The YPG is a key component of the Syrian Democratic Forces — backed by the United States in the fight against ISIS in Syria. Those forces have been closing in on the ISIS stronghold in Raqqa.
But Turkey opposes the YPG because it fears Kurdish separatism.
Turkey says PKK was the target
Turkey’s operations Tuesday were targeting the PKK, which Ankara, the United States and the European Union consider to be a terror group.

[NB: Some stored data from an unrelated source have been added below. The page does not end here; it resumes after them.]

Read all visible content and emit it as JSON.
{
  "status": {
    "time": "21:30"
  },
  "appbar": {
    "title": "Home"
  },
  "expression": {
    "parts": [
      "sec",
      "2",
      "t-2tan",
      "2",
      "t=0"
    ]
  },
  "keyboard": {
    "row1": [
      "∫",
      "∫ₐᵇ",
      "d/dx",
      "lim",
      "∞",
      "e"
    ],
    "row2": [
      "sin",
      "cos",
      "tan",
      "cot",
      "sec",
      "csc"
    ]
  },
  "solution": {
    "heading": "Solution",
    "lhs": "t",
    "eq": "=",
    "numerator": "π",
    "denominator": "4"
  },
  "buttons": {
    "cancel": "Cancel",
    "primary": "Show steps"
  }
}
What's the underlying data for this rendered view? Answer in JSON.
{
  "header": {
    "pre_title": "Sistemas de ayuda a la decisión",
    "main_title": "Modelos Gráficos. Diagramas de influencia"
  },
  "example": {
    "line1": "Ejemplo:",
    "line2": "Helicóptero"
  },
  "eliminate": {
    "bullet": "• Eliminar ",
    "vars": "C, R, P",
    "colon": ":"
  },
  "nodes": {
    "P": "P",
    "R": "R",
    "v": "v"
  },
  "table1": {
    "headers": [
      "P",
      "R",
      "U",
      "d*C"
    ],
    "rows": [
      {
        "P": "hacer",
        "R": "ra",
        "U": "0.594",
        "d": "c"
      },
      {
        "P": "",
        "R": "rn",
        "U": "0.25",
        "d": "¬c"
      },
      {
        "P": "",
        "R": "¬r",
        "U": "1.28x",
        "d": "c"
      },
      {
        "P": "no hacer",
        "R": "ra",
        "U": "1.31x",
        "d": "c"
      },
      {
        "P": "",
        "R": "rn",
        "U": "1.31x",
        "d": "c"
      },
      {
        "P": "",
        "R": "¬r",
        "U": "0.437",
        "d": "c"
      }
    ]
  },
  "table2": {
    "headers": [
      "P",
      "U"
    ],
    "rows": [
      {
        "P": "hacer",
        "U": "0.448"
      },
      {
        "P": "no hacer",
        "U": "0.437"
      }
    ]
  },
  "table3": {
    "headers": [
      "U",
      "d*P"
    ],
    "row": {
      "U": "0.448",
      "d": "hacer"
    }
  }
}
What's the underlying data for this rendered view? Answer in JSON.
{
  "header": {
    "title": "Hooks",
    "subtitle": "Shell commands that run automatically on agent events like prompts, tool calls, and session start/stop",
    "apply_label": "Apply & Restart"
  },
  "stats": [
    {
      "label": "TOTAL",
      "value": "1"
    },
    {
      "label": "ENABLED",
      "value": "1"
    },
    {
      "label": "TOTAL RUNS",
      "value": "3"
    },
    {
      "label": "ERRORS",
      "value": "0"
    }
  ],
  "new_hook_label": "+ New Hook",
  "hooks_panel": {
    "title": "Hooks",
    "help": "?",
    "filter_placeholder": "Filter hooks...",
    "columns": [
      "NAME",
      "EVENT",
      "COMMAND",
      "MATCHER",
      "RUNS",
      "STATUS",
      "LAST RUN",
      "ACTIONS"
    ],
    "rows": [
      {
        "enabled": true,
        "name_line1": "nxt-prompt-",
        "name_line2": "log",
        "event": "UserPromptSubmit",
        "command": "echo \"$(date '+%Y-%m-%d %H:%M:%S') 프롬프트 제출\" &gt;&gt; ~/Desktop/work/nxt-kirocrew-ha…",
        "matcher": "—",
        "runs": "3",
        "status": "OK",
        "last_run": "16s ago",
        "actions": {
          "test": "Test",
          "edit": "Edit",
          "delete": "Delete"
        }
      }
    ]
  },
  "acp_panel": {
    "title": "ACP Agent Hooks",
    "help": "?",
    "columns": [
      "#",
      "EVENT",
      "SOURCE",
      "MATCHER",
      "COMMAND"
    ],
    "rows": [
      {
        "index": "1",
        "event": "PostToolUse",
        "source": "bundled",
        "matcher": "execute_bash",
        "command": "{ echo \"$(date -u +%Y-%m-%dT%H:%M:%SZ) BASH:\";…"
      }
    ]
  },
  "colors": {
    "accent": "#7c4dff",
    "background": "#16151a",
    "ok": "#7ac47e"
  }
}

For decades, Turkey has been facing a violent insurgency from the PKK — a banned group that first took up arms in 1984 seeking an independent state for the Kurdish minority concentrated in the country’s southeast.
Turkey has often suggested that the PKK and YPG operate closely, although the YPG denies such ties.
Tuesday’s airstrikes were not the first time that Turkish warplanes have targeted PKK positions in Iraq and Syria.
In a statement issued via Turkey’s state-run news agency, Anadolu, the Turkish General Staff said the airstrikes hit PKK targets in both countries.
It described the strikes as a “counterterrorism” operation “within the scope of the international law” to prevent the PKK from sending “terrorists, arms, ammunition, and explosives” to Turkey.